Yes. That’s the forecast from the International Energy Administration.
Their report has been discussed in lots of places this week.
I’ll make note of their long-term forecast for future reference: U.S. oil production greater than Saudi Arabia by 2020. That’s only 8 years from now.
Mark Mills discusses some of the impacts of surging production in the U.S. in his post The International Energy Agency Catches Up With America’s Oil Producers.
The IEA report is taking note of the rapid increase in places like Bakken and Eagle Ford. Their forecast, as already mentioned, is for U.S. output to surpass that of Saudi Arabia. That has huge implication for jobs and the economy. There are huge ripple effect into manufacturing. That production increase will impact geopolitics as well.
Ironically, there are huge implications for government tax revenue. North Dakota isn’t quite sure what to do with their surplus at the state government level. That is a great problem to have. I wish the leaders in my state government were paying attention.
I’ve pointed out, as have many others, that we don’t have to continue down this road.
Mr.

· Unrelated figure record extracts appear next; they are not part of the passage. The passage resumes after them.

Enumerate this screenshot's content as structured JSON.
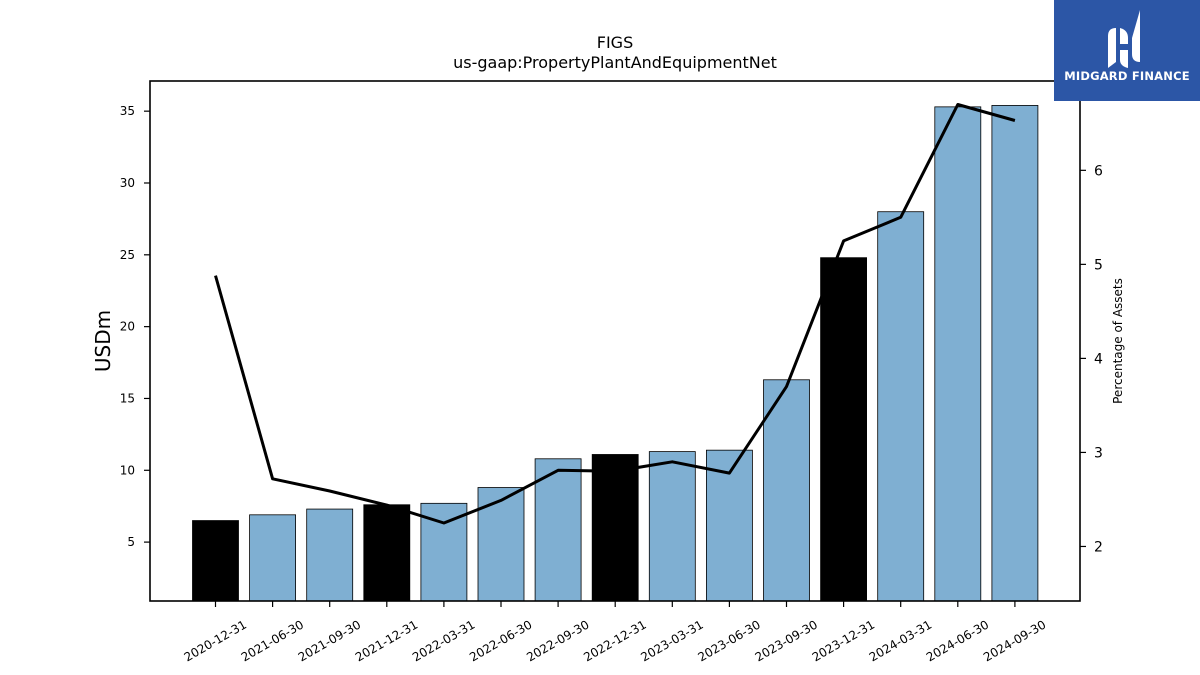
{
  "chart_data": {
    "type": "bar",
    "title": "FIGS",
    "subtitle": "us-gaap:PropertyPlantAndEquipmentNet",
    "ylabel": "USDm",
    "y2label": "Percentage of Assets",
    "categories": [
      "2020-12-31",
      "2021-06-30",
      "2021-09-30",
      "2021-12-31",
      "2022-03-31",
      "2022-06-30",
      "2022-09-30",
      "2022-12-31",
      "2023-03-31",
      "2023-06-30",
      "2023-09-30",
      "2023-12-31",
      "2024-03-31",
      "2024-06-30",
      "2024-09-30"
    ],
    "series": [
      {
        "type": "bar",
        "axis": "left",
        "values": [
          6.5,
          6.9,
          7.3,
          7.6,
          7.7,
          8.8,
          10.8,
          11.1,
          11.3,
          11.4,
          16.3,
          24.8,
          28.0,
          35.3,
          35.4
        ],
        "colors": [
          "#000000",
          "#7fafd2",
          "#7fafd2",
          "#000000",
          "#7fafd2",
          "#7fafd2",
          "#7fafd2",
          "#000000",
          "#7fafd2",
          "#7fafd2",
          "#7fafd2",
          "#000000",
          "#7fafd2",
          "#7fafd2",
          "#7fafd2"
        ]
      },
      {
        "type": "line",
        "axis": "right",
        "color": "#000000",
        "values": [
          4.88,
          2.72,
          2.59,
          2.44,
          2.25,
          2.49,
          2.81,
          2.8,
          2.9,
          2.78,
          3.7,
          5.25,
          5.5,
          6.7,
          6.53
        ]
      }
    ],
    "ylim": [
      0.9,
      37.1
    ],
    "yticks": [
      5,
      10,
      15,
      20,
      25,
      30,
      35
    ],
    "y2lim": [
      1.42,
      6.95
    ],
    "y2ticks": [
      2,
      3,
      4,
      5,
      6
    ],
    "grid": false
  },
  "logo": {
    "text": "MIDGARD FINANCE"
  }
}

Mills says:
As the Wall Street Journal and others have noted, our good fortune isn’t inevitable. The U.S. could choose to follow the energy model of Mexico — vast resources, but declining production because of the heavy hand of government.
What would happen if the federal government were to actually encourage energy development?
At a price of €120 for the PDF version, I don’t think I’ll be reading the report anytime soon. If you’re really interested, the report can be found here.